What it actually takes
Your employee catalog for identity. Neo4j for the connected graph. Embeddings for semantic entry points. An agent on top. Where teams get this wrong is by inverting the order - building the agent first, then trying to retrofit the knowledge graph, then realizing they have no clean identity source and trying to invent one. The order matters.

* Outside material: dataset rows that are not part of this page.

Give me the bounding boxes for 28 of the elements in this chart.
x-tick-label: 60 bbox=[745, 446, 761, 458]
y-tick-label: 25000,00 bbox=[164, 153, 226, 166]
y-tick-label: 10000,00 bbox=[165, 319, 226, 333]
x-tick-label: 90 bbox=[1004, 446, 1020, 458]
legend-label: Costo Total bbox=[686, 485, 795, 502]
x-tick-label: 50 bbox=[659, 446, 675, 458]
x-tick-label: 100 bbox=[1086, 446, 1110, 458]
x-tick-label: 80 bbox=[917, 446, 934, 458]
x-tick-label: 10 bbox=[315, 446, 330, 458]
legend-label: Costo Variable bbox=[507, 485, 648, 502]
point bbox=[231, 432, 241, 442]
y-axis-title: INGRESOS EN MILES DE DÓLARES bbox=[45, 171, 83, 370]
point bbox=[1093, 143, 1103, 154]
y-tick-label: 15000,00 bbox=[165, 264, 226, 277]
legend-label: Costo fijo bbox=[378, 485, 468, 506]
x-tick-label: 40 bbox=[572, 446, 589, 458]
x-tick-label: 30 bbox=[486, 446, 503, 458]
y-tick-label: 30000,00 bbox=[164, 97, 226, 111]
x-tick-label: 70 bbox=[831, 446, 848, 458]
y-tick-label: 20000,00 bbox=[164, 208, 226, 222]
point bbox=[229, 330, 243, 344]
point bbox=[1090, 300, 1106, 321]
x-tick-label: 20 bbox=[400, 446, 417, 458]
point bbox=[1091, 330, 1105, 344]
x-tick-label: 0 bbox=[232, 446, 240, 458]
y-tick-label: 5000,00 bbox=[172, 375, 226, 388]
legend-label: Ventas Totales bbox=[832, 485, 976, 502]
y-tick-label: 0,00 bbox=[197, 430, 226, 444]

The hard work is not the model. The hard work is the graph - assembling Slack, GitHub, Linear, ADRs, Confluence, and your service catalog into a single connected structure where the relationships are explicit and current. Once that exists, the agent is just a query interface. The model is interchangeable. The graph is not.
01
Treat onboarding as a retrieval problem, not a documentation problem
The information already exists, scattered across Slack, PRs, tickets, and ADRs. Writing more documents doesn't make the information findable. Making the information traversable does.
02
Use the identity source you already have
ServiceNow, Workday, SharePoint, BambooHR - some catalog already knows who this person is, what team they're on, and what they're being hired to do. Read from it. Don't ask the new hire to tell the agent what team they're on.
03
Build the graph before the agent
An agent over no graph is a chatbot that confidently hallucinates. A graph with no agent is a database nobody queries. The graph is the moat, the agent is the surface. Build them in that order.
04
Scope retrieval by role at query time, not by index
One graph, many roles. Scoping at query time means an SRE and a backend dev see different views of the same connected truth. Indexing per role multiplies your storage cost and creates parallel realities you'll have to reconcile later.
05
Surface provenance in every answer
The Slack thread, the PR number, the ADR, the owner. Every agent response should let the new hire click through to the source. Without provenance, the agent is a black box. With it, the agent becomes a trusted index over the company's actual decision history.
06
Provision reactively from the identity source, not from a static playbook
Playbooks assume you know what every new hire needs. Identity sources tell you. Provisioning driven by the employee catalog adapts to role, team, and function changes without anyone updating a checklist.
07
Constrain the model to retrieval and synthesis
The agent is not a pair programmer, not a mentor, not a code reviewer. The agent is a context layer. Keeping the scope tight is what keeps the answers honest. The buddy and the senior engineer still exist - they just have less scavenger hunting to do.
08
Measure the right outcome
The metric isn't "questions asked of the agent" or "documents indexed." The metric is "time to first PR" and "buddy interruption rate." The first measures the new hire's velocity. The second measures whether the friction is actually gone or just relocated.
The goal isn't a smarter onboarding chatbot. The goal is a new hire who, within their first week, can answer "why does this service work this way and what's the open work on it" without scheduling a meeting, opening Confluence, or paging a senior engineer. Build toward that outcome directly. Everything else is decoration.